Mary Beth Jarvis, a spokeswoman for Invista, said federal law required DuPont to update the equipment to the “best available control technology” when it upgraded the equipment at the North Access Road nylon-production plant in Chattanooga.
“DuPont has continually refused to honor its obligations,” said the spokeswoman for Invista, which purchased the Chattanooga plant and others in 2004 for $4.2 billion. “This lawsuit is an unfortunate but necessary step.”
The federal lawsuit filed last month by Invista claims DuPont failed to make mandatory safety and environmental upgrades as required by law while installing new equipment in several plants including one in Chattanooga.
“The manufacturing plants that DuPont sold Invista in 2004 were revealed to have significant and widespread problems with compliance, particularly with safety and environmental regulations,” she said.
Workers at the Chattanooga plant never were exposed to any harmful materials, Ms.
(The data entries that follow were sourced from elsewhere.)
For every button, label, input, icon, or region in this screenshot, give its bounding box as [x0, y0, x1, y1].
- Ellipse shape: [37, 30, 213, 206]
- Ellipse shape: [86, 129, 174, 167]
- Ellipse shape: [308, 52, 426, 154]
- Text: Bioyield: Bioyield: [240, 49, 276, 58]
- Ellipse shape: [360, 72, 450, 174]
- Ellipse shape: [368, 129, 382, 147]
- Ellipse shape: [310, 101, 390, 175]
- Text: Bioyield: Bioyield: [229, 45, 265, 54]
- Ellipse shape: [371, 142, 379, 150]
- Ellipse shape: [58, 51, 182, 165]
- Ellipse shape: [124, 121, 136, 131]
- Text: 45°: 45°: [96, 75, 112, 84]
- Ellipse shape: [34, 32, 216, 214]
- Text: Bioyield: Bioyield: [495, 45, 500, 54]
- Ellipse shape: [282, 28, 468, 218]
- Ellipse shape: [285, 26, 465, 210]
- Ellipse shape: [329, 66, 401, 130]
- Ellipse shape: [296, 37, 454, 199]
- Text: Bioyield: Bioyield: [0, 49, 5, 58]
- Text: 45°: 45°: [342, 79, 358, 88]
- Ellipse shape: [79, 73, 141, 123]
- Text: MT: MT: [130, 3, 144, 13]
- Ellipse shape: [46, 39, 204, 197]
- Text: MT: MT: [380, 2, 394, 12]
Jarvis said, but that isn’t the case at every plant.
Officials at DuPont declined to comment on the allegations and issued a statement claiming Invista has distorted the facts because of a contract dispute.
“DuPont intends to vigorously defend itself against Invista’s grossly exaggerated and misguided allegations and is confident that it will be vindicated when all of the evidence is examined by a court of law,” the statement says.
According to the DuPont statement, the lawsuit constitutes “opportunistic efforts” to fund Invista’s production capacity expansions and capital improvement projects.
“DuPont has established a track record of working openly and cooperatively with the multitude of agencies that oversee compliance at its global operations,” the statement said. “During its ownership of the facilities at issue, DuPont invested tens of millions of dollars on environmental projects, upgrades and retrofits and on hundreds of health and safety upgrade and improvement projects.”
However, Invista has spent about $140 million to make some of the necessary upgrades, and Ms. Jarvis said many more are needed.
Invista is seeking $800 million in compensatory damages plus punitive damages in the lawsuit filed in the Southern District of New York.
The lawsuit involves 14 plants in five countries — Victoria, LaPorte and Orange, Texas; Camden, S.C. ; Seaford, Del.; Chattanooga; Waynesboro, Va.; Maitland and Kingston, Ontario, Canada; Wilton, Gloucester, and Maydown, U.K; Dordrecht, Netherlands; and Paulinia, Brazil.